Impact on climate change mitigation
Adopting biogas systems has a positive impact on the environment. It reduces greenhouse gas (GHG) emissions, which in turn, helps to mitigate and fight climate change. When a biogas system is used for a year, five tons of carbon dioxide will not be released into the atmosphere. It also helps mitigate methane emissions, as a result of proper organic waste disposal.
The 8,000 people who now use biogas have helped reduce the use of fuelwood by 10,107 tons and have mitigated the release of GHG emissions by 13,845 tons. It should be noted that GHG emissions will continue to be reduced even after the project ends because the promoted technology’s lifespan exceeds 15 years.
Furthermore, NBP has identified additional significant outcomes thanks to the research conducted on the organic fertilizer called “bio-slurry,” which is a byproduct of the biogas system. Bio-slurry has a positive impact on crops, fodder, and pasture nutrition. The use of bio-slurry in crops has shown promising results because of the positive effects it has had on plants on the plants and the savings made due to the reduced need for agricultural supplies. The result has shown that a farmer can save US$35 on each 100-lb sack of chemical fertilizer replaced with a sack of bio-slurry. When replacing chemical fertilizers with bio-slurry to improve pasture and fodder nutrition, medium-sized farmers can save up to US$500 every month.
The agricultural sector at large considers biogas as one of the main solutions to boost productivity and competitiveness, and increase resilience to climate change in the country.
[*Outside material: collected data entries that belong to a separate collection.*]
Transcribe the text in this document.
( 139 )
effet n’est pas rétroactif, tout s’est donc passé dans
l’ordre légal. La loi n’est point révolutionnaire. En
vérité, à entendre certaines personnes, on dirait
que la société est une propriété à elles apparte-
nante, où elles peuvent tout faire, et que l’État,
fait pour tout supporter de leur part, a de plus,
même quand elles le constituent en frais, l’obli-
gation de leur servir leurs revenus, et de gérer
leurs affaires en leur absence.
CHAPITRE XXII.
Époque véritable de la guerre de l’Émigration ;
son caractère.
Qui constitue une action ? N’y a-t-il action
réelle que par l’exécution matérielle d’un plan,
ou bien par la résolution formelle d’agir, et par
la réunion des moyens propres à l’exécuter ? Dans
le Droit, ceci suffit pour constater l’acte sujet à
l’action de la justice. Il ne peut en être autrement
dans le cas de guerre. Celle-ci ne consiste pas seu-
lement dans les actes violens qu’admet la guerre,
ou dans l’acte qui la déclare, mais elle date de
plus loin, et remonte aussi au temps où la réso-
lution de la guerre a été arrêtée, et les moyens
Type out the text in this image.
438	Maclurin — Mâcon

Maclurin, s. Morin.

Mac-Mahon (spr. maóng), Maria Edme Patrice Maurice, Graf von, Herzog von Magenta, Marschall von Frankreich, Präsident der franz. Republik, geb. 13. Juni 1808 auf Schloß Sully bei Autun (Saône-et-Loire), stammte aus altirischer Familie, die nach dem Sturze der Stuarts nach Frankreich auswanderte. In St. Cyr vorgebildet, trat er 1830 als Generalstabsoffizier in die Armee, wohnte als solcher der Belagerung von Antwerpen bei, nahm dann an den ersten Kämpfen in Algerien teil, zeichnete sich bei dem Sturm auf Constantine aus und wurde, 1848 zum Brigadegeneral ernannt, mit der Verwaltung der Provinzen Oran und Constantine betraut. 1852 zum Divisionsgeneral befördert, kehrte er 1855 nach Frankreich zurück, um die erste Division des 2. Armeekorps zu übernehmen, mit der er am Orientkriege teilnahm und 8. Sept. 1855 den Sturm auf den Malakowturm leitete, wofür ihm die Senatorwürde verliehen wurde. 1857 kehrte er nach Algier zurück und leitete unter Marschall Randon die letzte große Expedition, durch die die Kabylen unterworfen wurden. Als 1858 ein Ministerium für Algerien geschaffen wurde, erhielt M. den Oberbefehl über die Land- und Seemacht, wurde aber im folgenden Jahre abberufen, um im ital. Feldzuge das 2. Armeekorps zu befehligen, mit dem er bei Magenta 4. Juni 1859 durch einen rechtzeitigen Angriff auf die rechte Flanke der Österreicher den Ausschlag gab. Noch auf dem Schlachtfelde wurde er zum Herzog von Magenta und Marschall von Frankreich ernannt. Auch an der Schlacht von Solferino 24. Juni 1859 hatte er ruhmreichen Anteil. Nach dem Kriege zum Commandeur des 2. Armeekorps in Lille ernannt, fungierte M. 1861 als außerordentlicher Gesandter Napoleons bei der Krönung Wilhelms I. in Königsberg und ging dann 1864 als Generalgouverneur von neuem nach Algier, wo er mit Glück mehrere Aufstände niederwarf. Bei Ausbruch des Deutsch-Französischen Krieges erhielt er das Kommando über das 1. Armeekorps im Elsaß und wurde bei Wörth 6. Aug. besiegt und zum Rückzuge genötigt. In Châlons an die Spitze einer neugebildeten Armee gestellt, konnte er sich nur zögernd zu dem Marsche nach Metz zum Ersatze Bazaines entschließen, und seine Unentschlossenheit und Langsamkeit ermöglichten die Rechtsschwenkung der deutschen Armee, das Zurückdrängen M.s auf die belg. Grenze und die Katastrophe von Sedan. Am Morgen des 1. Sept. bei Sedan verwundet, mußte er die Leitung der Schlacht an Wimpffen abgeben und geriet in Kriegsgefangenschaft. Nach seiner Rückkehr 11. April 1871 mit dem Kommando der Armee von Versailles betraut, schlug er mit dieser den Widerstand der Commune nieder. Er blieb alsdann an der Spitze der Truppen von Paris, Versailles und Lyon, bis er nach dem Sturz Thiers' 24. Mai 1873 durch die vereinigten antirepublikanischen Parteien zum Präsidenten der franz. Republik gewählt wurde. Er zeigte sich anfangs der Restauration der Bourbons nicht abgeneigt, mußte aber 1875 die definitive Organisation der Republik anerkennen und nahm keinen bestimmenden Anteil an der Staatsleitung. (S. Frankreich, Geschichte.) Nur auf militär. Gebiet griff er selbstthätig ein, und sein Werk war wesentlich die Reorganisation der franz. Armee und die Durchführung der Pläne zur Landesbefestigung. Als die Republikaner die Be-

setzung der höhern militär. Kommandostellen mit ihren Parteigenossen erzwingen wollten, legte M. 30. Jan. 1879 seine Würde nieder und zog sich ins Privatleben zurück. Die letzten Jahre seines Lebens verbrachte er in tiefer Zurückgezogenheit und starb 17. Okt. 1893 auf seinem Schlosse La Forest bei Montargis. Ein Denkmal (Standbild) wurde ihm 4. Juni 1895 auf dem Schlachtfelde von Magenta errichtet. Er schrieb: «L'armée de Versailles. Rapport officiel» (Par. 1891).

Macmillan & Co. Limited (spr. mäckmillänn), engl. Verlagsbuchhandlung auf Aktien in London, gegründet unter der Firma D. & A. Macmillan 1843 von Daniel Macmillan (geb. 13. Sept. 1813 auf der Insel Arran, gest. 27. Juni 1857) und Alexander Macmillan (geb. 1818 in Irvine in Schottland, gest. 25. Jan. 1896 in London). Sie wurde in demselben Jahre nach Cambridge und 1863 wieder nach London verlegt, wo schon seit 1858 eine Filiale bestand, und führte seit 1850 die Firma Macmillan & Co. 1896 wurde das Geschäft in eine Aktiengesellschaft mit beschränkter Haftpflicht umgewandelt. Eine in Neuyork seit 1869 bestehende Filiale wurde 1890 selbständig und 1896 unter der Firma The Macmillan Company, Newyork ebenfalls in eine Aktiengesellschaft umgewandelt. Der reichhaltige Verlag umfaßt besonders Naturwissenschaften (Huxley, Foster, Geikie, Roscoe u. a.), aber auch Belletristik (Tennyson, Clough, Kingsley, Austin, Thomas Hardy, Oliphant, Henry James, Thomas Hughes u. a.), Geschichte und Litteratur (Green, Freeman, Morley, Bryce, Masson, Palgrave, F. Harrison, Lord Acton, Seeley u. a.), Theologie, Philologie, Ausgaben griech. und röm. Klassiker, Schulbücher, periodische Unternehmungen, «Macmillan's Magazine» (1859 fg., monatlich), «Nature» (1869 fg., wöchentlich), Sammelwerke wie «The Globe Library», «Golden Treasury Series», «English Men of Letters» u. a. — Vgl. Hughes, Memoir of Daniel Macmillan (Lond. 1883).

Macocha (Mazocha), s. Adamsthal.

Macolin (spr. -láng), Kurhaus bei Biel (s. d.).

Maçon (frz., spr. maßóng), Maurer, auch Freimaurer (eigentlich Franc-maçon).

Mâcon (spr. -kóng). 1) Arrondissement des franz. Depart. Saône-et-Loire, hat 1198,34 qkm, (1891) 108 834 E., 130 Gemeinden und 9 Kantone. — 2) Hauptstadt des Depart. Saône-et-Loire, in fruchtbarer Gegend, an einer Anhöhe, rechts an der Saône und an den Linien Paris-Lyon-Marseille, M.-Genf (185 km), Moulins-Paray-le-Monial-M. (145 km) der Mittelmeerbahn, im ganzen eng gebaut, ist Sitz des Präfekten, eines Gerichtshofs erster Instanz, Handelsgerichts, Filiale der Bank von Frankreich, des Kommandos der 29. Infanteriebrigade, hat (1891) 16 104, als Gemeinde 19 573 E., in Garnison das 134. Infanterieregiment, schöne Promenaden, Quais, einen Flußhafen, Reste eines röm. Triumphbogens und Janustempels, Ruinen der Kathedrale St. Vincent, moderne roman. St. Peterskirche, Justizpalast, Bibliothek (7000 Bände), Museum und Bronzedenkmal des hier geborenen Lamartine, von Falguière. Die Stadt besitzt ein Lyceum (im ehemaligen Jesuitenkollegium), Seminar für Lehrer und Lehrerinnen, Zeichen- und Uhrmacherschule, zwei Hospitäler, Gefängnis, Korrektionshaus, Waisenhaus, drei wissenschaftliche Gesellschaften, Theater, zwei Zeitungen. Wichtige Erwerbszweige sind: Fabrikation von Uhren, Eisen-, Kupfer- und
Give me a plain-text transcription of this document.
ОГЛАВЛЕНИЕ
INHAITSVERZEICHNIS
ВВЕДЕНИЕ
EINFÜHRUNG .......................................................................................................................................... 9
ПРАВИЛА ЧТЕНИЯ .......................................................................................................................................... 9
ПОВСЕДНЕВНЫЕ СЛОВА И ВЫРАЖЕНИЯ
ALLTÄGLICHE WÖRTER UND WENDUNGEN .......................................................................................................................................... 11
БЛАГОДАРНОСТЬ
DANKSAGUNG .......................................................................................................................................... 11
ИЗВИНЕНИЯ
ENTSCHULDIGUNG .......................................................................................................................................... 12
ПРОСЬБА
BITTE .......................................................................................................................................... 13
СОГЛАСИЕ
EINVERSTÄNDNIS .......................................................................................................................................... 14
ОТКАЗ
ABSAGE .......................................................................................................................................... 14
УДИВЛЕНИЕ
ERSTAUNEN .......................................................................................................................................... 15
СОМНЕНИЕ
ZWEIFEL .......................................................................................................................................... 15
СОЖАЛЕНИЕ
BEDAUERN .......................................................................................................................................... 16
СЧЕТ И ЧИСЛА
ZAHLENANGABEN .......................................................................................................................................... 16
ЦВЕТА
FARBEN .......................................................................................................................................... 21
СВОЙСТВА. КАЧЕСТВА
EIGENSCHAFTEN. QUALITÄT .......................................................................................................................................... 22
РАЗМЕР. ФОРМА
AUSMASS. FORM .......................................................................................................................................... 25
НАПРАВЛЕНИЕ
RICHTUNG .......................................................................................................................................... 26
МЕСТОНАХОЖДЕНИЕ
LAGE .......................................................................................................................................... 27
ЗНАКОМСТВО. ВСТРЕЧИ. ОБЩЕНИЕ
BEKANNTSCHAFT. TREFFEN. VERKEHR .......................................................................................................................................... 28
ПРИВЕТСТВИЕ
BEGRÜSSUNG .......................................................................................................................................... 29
NBP was executed by SNV Netherlands Development Organization and HIVOS with funds from the Inter-American Development Bank's Multilateral Investment Fund (IADB-MIF) and the Nordic Development Fund (NDF) from 2012 to September 2018.
What is Biogas?
Biogas is a clean non-polluting, low-cost fuel produced from manure that helps meet energy needs in rural homes. In order to produce it, manure is poured into a closed container called “biogas digester” where it is mixed with water, the lack of air forces the mix to produce biogas and a high-quality organic fertilizer called “bio-slurry.”